Protein helps your body function, from your muscles to, yes, your immune system. A variety of lean proteins can help to boost your immune system and your overall health. The challenge in protein is that it is mostly meat – which is why the “lean” part is key. Your best choices are skinless chicken, turkey, lean beef, and fish. Fish is a bonus food since fatty fish like salmon have omega-3 fatty acids, which promote brain function and cardiovascular health.

Whole Grain

Whole grains are all-around a healthy choice, but for your immune system, they are a secret treasure trove for B and E vitamins that you typically don’t find in fruits and vegetables. 

Leafy Vegetables

Leafy vegetables offer several health benefits that make them perfect for your diet. Spinach and kale contain vitamin C and antioxidants, both of which help boost and support a healthy immune system. Red and green leaf lettuces provide vitamin A, which also helps boost your immunity to illnesses. 

Citrus Fruits

Citrus fruits like oranges, grapefruits, lemons, and tangerines all contain vitamin C. This vitamin is key in the production of white blood cells, one of the most important parts of your immune system. While bottled juices provide vitamin C, you gain other benefits from eating fresh fruit and you avoid the added sugar that comes with juices.

Watermelon

Watermelons are delicious and a source of several amino acids that promote immune health. Glutathione, one of the primary peptides containing amino acids, is also an antioxidant, making watermelon healthy for all-around health.

Dark Chocolate

Sometimes something sweet can be good for you. Dark chocolate contains theobromine, which is another antioxidant. Since dark chocolate is high in calories and saturated fat, you should eat it in moderation.
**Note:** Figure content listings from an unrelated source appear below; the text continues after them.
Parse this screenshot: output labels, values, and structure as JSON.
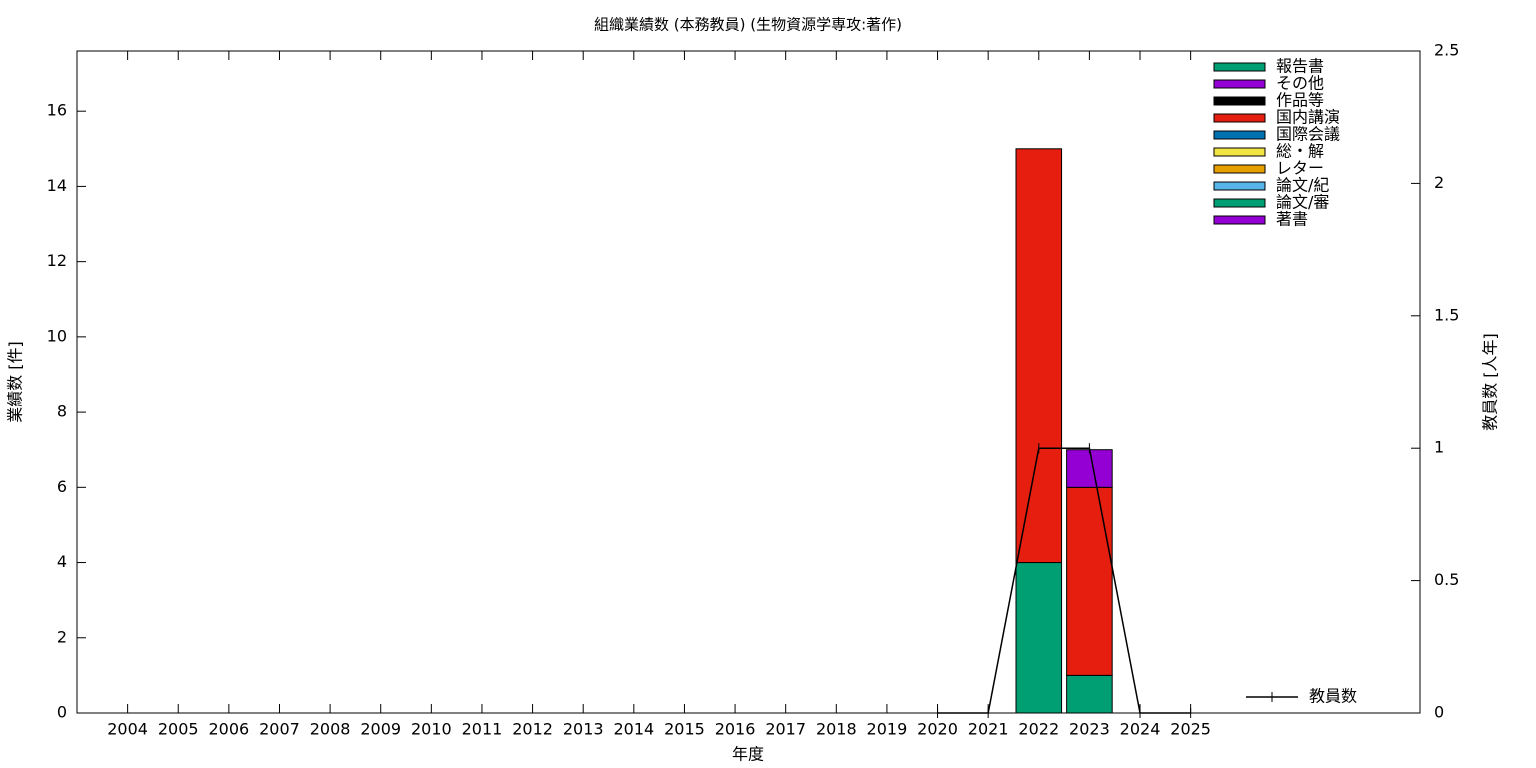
{
  "chart_data": {
    "type": "bar",
    "stacked": true,
    "title": "組織業績数 (本務教員) (生物資源学専攻:著作)",
    "xlabel": "年度",
    "ylabel": "業績数 [件]",
    "y2label": "教員数 [人年]",
    "categories": [
      "2004",
      "2005",
      "2006",
      "2007",
      "2008",
      "2009",
      "2010",
      "2011",
      "2012",
      "2013",
      "2014",
      "2015",
      "2016",
      "2017",
      "2018",
      "2019",
      "2020",
      "2021",
      "2022",
      "2023",
      "2024",
      "2025"
    ],
    "ylim": [
      0,
      17.6
    ],
    "yticks": [
      0,
      2,
      4,
      6,
      8,
      10,
      12,
      14,
      16
    ],
    "y2lim": [
      0,
      2.5
    ],
    "y2ticks": [
      0,
      0.5,
      1,
      1.5,
      2,
      2.5
    ],
    "legend": "upper right",
    "series": [
      {
        "name": "報告書",
        "color": "#009e73",
        "values": [
          0,
          0,
          0,
          0,
          0,
          0,
          0,
          0,
          0,
          0,
          0,
          0,
          0,
          0,
          0,
          0,
          0,
          0,
          0,
          0,
          0,
          0
        ]
      },
      {
        "name": "その他",
        "color": "#9400d3",
        "values": [
          0,
          0,
          0,
          0,
          0,
          0,
          0,
          0,
          0,
          0,
          0,
          0,
          0,
          0,
          0,
          0,
          0,
          0,
          0,
          1,
          0,
          0
        ]
      },
      {
        "name": "作品等",
        "color": "#000000",
        "values": [
          0,
          0,
          0,
          0,
          0,
          0,
          0,
          0,
          0,
          0,
          0,
          0,
          0,
          0,
          0,
          0,
          0,
          0,
          0,
          0,
          0,
          0
        ]
      },
      {
        "name": "国内講演",
        "color": "#e51e10",
        "values": [
          0,
          0,
          0,
          0,
          0,
          0,
          0,
          0,
          0,
          0,
          0,
          0,
          0,
          0,
          0,
          0,
          0,
          0,
          11,
          5,
          0,
          0
        ]
      },
      {
        "name": "国際会議",
        "color": "#0072b2",
        "values": [
          0,
          0,
          0,
          0,
          0,
          0,
          0,
          0,
          0,
          0,
          0,
          0,
          0,
          0,
          0,
          0,
          0,
          0,
          0,
          0,
          0,
          0
        ]
      },
      {
        "name": "総・解",
        "color": "#f0e442",
        "values": [
          0,
          0,
          0,
          0,
          0,
          0,
          0,
          0,
          0,
          0,
          0,
          0,
          0,
          0,
          0,
          0,
          0,
          0,
          0,
          0,
          0,
          0
        ]
      },
      {
        "name": "レター",
        "color": "#e69f00",
        "values": [
          0,
          0,
          0,
          0,
          0,
          0,
          0,
          0,
          0,
          0,
          0,
          0,
          0,
          0,
          0,
          0,
          0,
          0,
          0,
          0,
          0,
          0
        ]
      },
      {
        "name": "論文/紀",
        "color": "#56b4e9",
        "values": [
          0,
          0,
          0,
          0,
          0,
          0,
          0,
          0,
          0,
          0,
          0,
          0,
          0,
          0,
          0,
          0,
          0,
          0,
          0,
          0,
          0,
          0
        ]
      },
      {
        "name": "論文/審",
        "color": "#009e73",
        "values": [
          0,
          0,
          0,
          0,
          0,
          0,
          0,
          0,
          0,
          0,
          0,
          0,
          0,
          0,
          0,
          0,
          0,
          0,
          4,
          1,
          0,
          0
        ]
      },
      {
        "name": "著書",
        "color": "#9400d3",
        "values": [
          0,
          0,
          0,
          0,
          0,
          0,
          0,
          0,
          0,
          0,
          0,
          0,
          0,
          0,
          0,
          0,
          0,
          0,
          0,
          0,
          0,
          0
        ]
      },
      {
        "name": "教員数",
        "type": "line",
        "axis": "y2",
        "color": "#000000",
        "values": [
          null,
          null,
          null,
          null,
          null,
          null,
          null,
          null,
          null,
          null,
          null,
          null,
          null,
          null,
          null,
          null,
          0,
          0,
          1,
          1,
          0,
          0
        ]
      }
    ]
  }
}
However, a couple of pieces of 70% or darker chocolate after dinner makes for a tasty dessert that helps keep your immune system strong.

Sweet Potatoes

Sweet potatoes are rich in antioxidants and beta carotene, a source of vitamin A. That makes them a good boost for your immune system and health. Sweet potatoes are also versatile, so you can cook them with savory meals or make delicious desserts that are still healthy for you – just keep an eye on how much sugar you add and mind the dessert portions.

Herbs & Spices

Herbs and spices are for more than just flavoring. Several of them have health benefits as well. Ginger is an anti-inflammatory and antioxidant. Garlic has been used since ancient times to treat respiratory illnesses and has numerous benefits to help promote respiratory and cardiovascular health. Turmeric is another spice that has been used in alternative medicines. Including it in your spice cabinet can also have a little boost to your immune system. 

Seeds and Nuts

Almonds are an excellent source of numerous vitamins and minerals. Walnuts are high in omega-3 fatty acids. Sunflower seeds are antioxidants and an excellent source of vitamin E. Most tree nuts are high in heart-healthy fats but low in calories. Since fats are important to a healthy diet, nuts make for good snacks, especially when you remove meat fats from your diet by using lean proteins.

Greek Yogurt

Greek yogurt contains probiotics, the healthy bacteria that help support good digestive health. Good digestive health leads to better immune health, as an unbalanced digestive system will weaken your immune system over time. So, add some yogurt to your breakfast or have it for a midday snack.